Alright so I now have usable maps, but have to re-write my pathfinding code.
Again, I'm using libtcod with Python. I want each tile on the map to have a specific movement cost (which ranges from 1 to 4) based on its terrain. Then whenever I hover my mouse over a unit, it should display all the tiles that unit can move to (based on the unit's hard-coded range).
Heh. When I used libtcod for a PyWeek project, I was accused of not having done anything myself. Yes, I started with what it gave me, but had to write my own map generator, field of view, and path finder to deal with a feature that the reviewer hadn't even noticed. I also revised the tileset for another feature.
Anyway, for this particular case, it seems like a flood-fill would be more efficient than pathfinding. Mark each tile next to the unit with the remaining range, then mark each unmarked tile next to those tiles, continuing until you run out of range.
Static typing saves a lot of headaches down the track. The main "pain in the ass" is that you get more compiler errors. But this doesn't mean you had more errors than in a dynamic typed program, it just means that the compiler picked up potential flaws in your logic before you actually ran the program.
Yes, I've found myself making about the same number of stupid mistakes in both static and dynamic languages, but I've tended to find the important ones faster in Python than in C++. Partly because automated test cases replace the compiler as my first line of defense, and partly because Python's error messages are actually useful.
Think about how often you wrap "ParseInt" or "IsANumber?" around variables in PHP/Javascript programs. It's something you always need to guard against.
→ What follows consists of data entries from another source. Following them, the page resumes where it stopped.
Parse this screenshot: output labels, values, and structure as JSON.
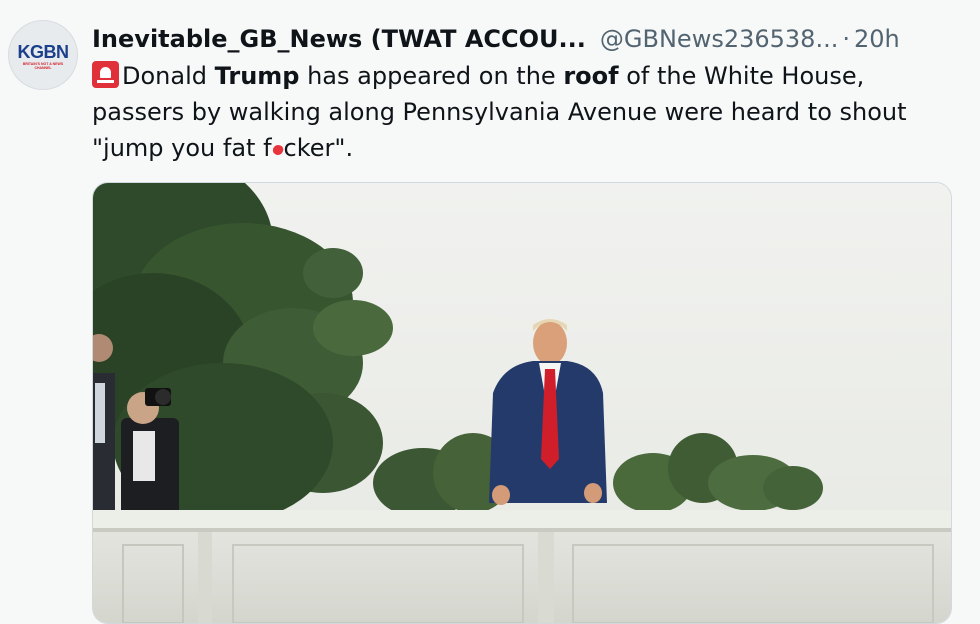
{
  "tweet": {
    "avatar": {
      "logo_main": "KGBN",
      "logo_tag": "BRITAIN'S NOT A NEWS CHANNEL"
    },
    "author": {
      "display_name": "Inevitable_GB_News (TWAT ACCOU...",
      "handle": "@GBNews236538...",
      "separator": "·",
      "time": "20h"
    },
    "text": {
      "emoji": "siren-icon",
      "part1": "Donald ",
      "bold1": "Trump",
      "part2": " has appeared on the ",
      "bold2": "roof",
      "part3": " of the White House, passers by walking along Pennsylvania Avenue were heard to shout \"jump you fat f",
      "part4": "cker\"."
    },
    "colors": {
      "background": "#f7f9f9",
      "text": "#0f1419",
      "secondary_text": "#536471",
      "logo_blue": "#1b3f8b",
      "logo_red": "#d3202a",
      "siren_red": "#e0303a"
    }
  }
}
Almost never, if I'm the one calling the function. Unless we're talking user or network input, which is
so much more convenient to deal with in PHP, Javascript, and Python than in C/C++.
Python is just slow compared to c++. It has zero to do with your optimization abilities. The same exact algorithm will almost always be faster in c++.
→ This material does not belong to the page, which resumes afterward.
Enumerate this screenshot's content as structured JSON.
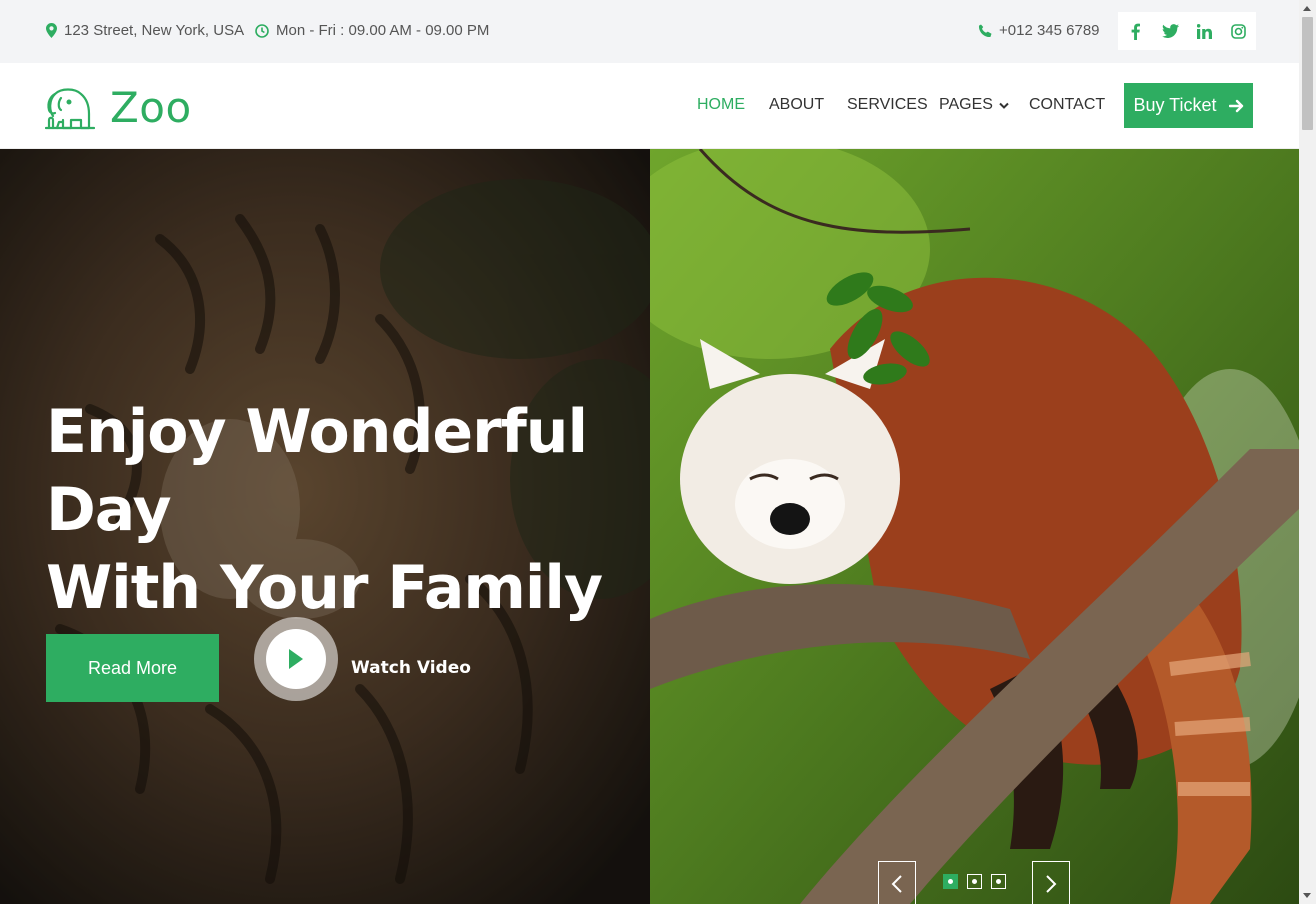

That's only true while cpython remains the default implementation. And doesn't usually matter, because I/O wait time tends to dominate almost everything.
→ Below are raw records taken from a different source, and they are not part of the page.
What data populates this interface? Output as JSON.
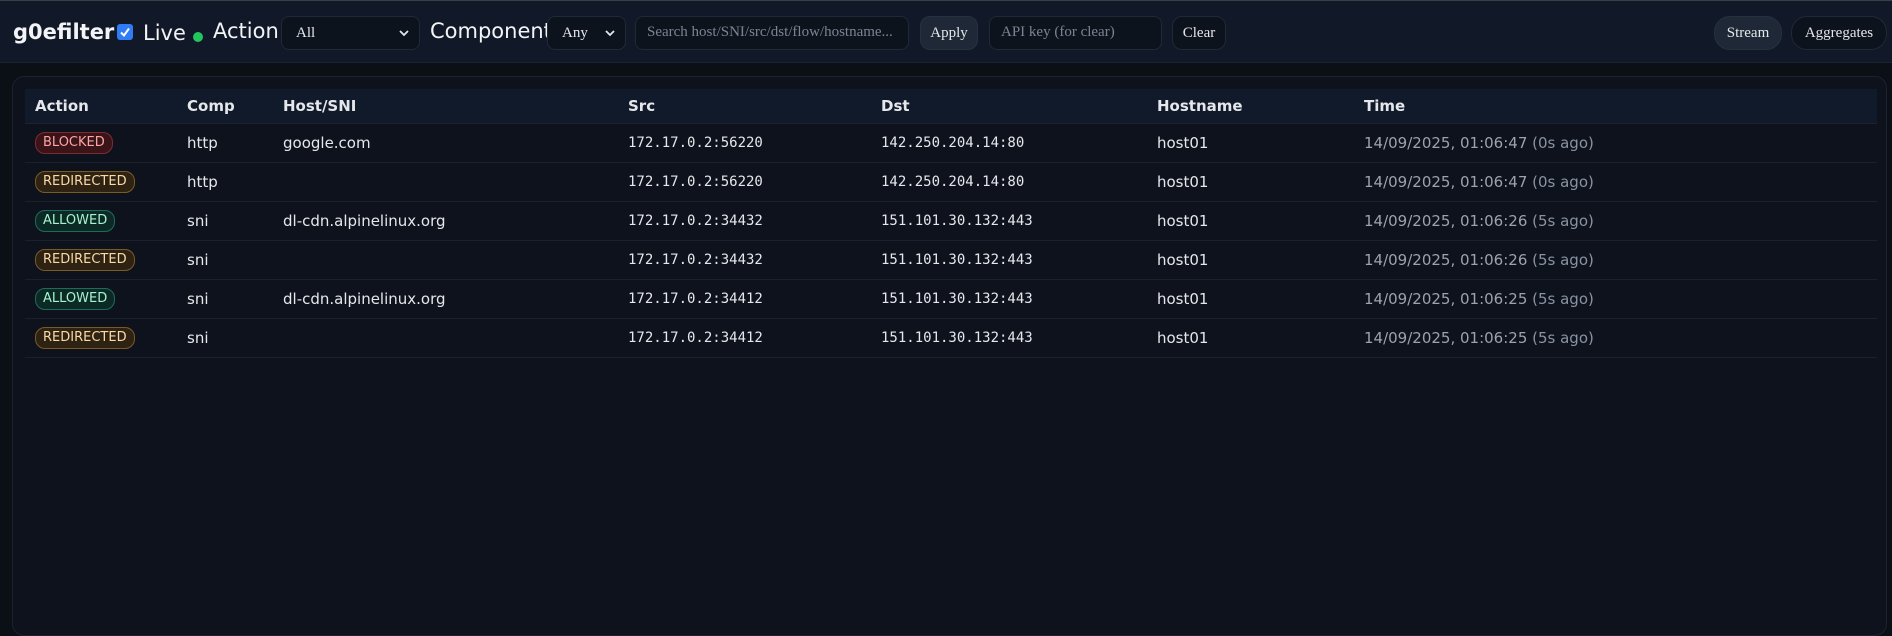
{
  "header": {
    "brand": "g0efilter",
    "live_label": "Live",
    "live_checked": true,
    "action_label": "Action",
    "action_select_value": "All",
    "component_label": "Component",
    "component_select_value": "Any",
    "search_placeholder": "Search host/SNI/src/dst/flow/hostname...",
    "apply_label": "Apply",
    "apikey_placeholder": "API key (for clear)",
    "clear_label": "Clear",
    "stream_label": "Stream",
    "aggregates_label": "Aggregates"
  },
  "colors": {
    "live_dot": "#22c55e",
    "blocked": "#fca5a5",
    "redirected": "#fcd9a6",
    "allowed": "#a7f3d0"
  },
  "table": {
    "columns": [
      "Action",
      "Comp",
      "Host/SNI",
      "Src",
      "Dst",
      "Hostname",
      "Time"
    ],
    "rows": [
      {
        "action": "BLOCKED",
        "comp": "http",
        "host": "google.com",
        "src": "172.17.0.2:56220",
        "dst": "142.250.204.14:80",
        "hostname": "host01",
        "time": "14/09/2025, 01:06:47",
        "ago": "(0s ago)"
      },
      {
        "action": "REDIRECTED",
        "comp": "http",
        "host": "",
        "src": "172.17.0.2:56220",
        "dst": "142.250.204.14:80",
        "hostname": "host01",
        "time": "14/09/2025, 01:06:47",
        "ago": "(0s ago)"
      },
      {
        "action": "ALLOWED",
        "comp": "sni",
        "host": "dl-cdn.alpinelinux.org",
        "src": "172.17.0.2:34432",
        "dst": "151.101.30.132:443",
        "hostname": "host01",
        "time": "14/09/2025, 01:06:26",
        "ago": "(5s ago)"
      },
      {
        "action": "REDIRECTED",
        "comp": "sni",
        "host": "",
        "src": "172.17.0.2:34432",
        "dst": "151.101.30.132:443",
        "hostname": "host01",
        "time": "14/09/2025, 01:06:26",
        "ago": "(5s ago)"
      },
      {
        "action": "ALLOWED",
        "comp": "sni",
        "host": "dl-cdn.alpinelinux.org",
        "src": "172.17.0.2:34412",
        "dst": "151.101.30.132:443",
        "hostname": "host01",
        "time": "14/09/2025, 01:06:25",
        "ago": "(5s ago)"
      },
      {
        "action": "REDIRECTED",
        "comp": "sni",
        "host": "",
        "src": "172.17.0.2:34412",
        "dst": "151.101.30.132:443",
        "hostname": "host01",
        "time": "14/09/2025, 01:06:25",
        "ago": "(5s ago)"
      }
    ]
  }
}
I didn't say that C++ is slower than Python. I said that it's harder to optimize things in Python than it is in C++. Mainly because it hides a lot of memory thingies from you.
Still possible to get algorithmic optimization, and this applies to any language. :v
Fair point about the memory thingies; it's so much simpler to write code that does stupid things to memory when you don't have to worry about your own allocations. Then again, Python sometimes makes it more convenient to change the hotspot implementation without having to change everything that touches the memory structures involved. Likewise, certain algorithmic optimizations are far easier in a dynamic language. (I've written iterators in C++, and was appalled at the required boilerplate, both in implementation and in use.)